Genomic Analysis at Scale: Mapping Irregular Computations to GPU-Based Exascale Systems
, Vice Chancellor for Research, University of California, Berkeley
Genomic datasets are growing dramatically as the cost of sequencing continues to decline, with the largest environmental datasets requiring petabytes of main memory and exascale systems to analyze. Genomic applications differ from scientific simulations that dominate HPC workloads, and they lead to different requirements for programming support, software libraries, and architectures. The ExaBiome project at Berkeley Lab — part of the U.S. Department of Energy’s Exascale Computing Project — developed tools for microbial data that effectively used thousands of GPUs to assemble genomes from raw input data, cluster proteins for functional annotation, and more.
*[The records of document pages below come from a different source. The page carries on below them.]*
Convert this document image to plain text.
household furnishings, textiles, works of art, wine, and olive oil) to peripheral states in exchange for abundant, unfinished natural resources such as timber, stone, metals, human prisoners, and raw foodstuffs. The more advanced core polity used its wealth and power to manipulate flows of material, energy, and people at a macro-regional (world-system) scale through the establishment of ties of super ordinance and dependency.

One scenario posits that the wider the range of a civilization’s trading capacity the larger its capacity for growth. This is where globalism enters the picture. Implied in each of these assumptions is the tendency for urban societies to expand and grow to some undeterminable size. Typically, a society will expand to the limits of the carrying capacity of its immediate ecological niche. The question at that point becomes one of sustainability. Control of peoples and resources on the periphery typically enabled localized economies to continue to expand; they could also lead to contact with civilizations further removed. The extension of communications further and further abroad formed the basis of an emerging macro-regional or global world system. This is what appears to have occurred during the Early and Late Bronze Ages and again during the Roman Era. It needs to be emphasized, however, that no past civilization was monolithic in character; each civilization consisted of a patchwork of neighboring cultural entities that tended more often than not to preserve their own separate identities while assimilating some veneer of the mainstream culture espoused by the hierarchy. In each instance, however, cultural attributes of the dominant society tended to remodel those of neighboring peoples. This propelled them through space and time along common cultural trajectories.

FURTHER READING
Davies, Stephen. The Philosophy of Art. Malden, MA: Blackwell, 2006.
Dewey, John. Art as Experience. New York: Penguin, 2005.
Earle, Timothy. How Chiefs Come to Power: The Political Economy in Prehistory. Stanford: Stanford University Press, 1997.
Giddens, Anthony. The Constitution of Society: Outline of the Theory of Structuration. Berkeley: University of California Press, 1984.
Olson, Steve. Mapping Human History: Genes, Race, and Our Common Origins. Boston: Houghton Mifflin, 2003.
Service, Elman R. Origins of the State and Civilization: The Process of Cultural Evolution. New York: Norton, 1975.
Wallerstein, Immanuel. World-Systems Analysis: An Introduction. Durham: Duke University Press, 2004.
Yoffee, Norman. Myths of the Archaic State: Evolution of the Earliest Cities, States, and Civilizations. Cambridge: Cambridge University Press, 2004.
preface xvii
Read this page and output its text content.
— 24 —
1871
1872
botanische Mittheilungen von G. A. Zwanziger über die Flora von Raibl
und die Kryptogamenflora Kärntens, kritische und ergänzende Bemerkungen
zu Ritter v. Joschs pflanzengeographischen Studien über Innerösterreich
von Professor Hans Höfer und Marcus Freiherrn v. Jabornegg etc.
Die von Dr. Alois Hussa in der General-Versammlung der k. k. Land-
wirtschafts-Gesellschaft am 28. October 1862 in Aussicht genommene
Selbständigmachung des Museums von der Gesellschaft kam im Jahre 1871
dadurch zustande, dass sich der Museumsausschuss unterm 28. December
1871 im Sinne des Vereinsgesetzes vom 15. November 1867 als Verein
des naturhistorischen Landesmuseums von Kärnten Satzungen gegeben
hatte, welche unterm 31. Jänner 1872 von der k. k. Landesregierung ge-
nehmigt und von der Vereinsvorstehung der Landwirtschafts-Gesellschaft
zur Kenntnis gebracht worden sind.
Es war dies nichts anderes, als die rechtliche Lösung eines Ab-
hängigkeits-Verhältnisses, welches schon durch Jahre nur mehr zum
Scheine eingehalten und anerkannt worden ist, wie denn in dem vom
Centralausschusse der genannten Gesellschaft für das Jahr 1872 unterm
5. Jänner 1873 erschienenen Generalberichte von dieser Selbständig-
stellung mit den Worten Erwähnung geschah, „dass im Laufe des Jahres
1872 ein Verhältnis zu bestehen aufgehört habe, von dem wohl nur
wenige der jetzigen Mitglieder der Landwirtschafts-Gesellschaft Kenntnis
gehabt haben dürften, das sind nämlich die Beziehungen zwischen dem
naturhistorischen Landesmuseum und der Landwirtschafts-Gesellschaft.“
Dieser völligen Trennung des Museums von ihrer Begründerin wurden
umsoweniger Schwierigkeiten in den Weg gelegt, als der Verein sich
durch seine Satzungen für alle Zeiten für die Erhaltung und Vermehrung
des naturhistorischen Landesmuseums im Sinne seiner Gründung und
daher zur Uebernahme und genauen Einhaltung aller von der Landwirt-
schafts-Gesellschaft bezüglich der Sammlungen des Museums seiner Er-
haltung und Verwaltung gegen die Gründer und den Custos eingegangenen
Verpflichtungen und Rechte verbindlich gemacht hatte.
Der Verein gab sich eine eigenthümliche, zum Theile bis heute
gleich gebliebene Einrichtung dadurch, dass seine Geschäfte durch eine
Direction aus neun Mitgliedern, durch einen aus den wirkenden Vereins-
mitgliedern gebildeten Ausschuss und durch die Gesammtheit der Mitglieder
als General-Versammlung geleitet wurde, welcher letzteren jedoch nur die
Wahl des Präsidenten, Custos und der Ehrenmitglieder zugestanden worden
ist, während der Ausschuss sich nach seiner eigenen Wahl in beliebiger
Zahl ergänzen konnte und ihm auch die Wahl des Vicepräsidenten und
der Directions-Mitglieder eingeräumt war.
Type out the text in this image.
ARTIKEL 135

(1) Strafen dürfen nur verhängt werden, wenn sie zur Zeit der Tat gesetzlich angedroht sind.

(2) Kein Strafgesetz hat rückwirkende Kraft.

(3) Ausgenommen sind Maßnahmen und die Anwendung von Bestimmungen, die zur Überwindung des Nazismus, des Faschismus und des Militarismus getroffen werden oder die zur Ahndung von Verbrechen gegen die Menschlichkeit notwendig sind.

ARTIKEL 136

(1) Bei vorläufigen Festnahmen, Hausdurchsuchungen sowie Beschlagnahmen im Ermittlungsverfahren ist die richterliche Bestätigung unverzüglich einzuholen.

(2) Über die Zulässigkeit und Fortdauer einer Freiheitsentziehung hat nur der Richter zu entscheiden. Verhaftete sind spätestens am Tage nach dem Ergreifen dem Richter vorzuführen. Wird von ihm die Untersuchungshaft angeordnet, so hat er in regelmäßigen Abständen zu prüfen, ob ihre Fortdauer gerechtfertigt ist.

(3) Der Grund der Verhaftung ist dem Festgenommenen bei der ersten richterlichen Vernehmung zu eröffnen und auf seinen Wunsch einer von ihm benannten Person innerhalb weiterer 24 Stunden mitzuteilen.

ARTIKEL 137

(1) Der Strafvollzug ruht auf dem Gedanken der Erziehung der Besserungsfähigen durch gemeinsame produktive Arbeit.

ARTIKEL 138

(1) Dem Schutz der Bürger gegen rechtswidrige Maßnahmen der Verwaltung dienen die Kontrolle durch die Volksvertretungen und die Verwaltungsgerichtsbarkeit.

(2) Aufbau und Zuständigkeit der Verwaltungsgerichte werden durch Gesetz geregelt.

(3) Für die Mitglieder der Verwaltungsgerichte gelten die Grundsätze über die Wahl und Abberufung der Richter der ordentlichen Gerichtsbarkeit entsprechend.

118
The algorithms represented data analysis “motifs” including hashing, alignment, generalized n-body, and sparse matrices, and the team used two parallelization approaches, one based on asynchronous one-sided communication in UPC++ and another based on bulk-synchronous collectives using GraphBLAS. I'll give an overview of these approaches, describe the GPU parallelizations, and highlight some of the resulting scientific insights, including the discovery of new microbial species and new protein functional dark matter.
As with any scientific discipline, microbial science has many open questions that demand more computing and new approaches. The HPC community is facing several technological challenges, the evolving market landscape, and the explosion of AI workloads, all of which will require a radically new approach to the design, acquisition, operation, and use of HPC systems for the future of science.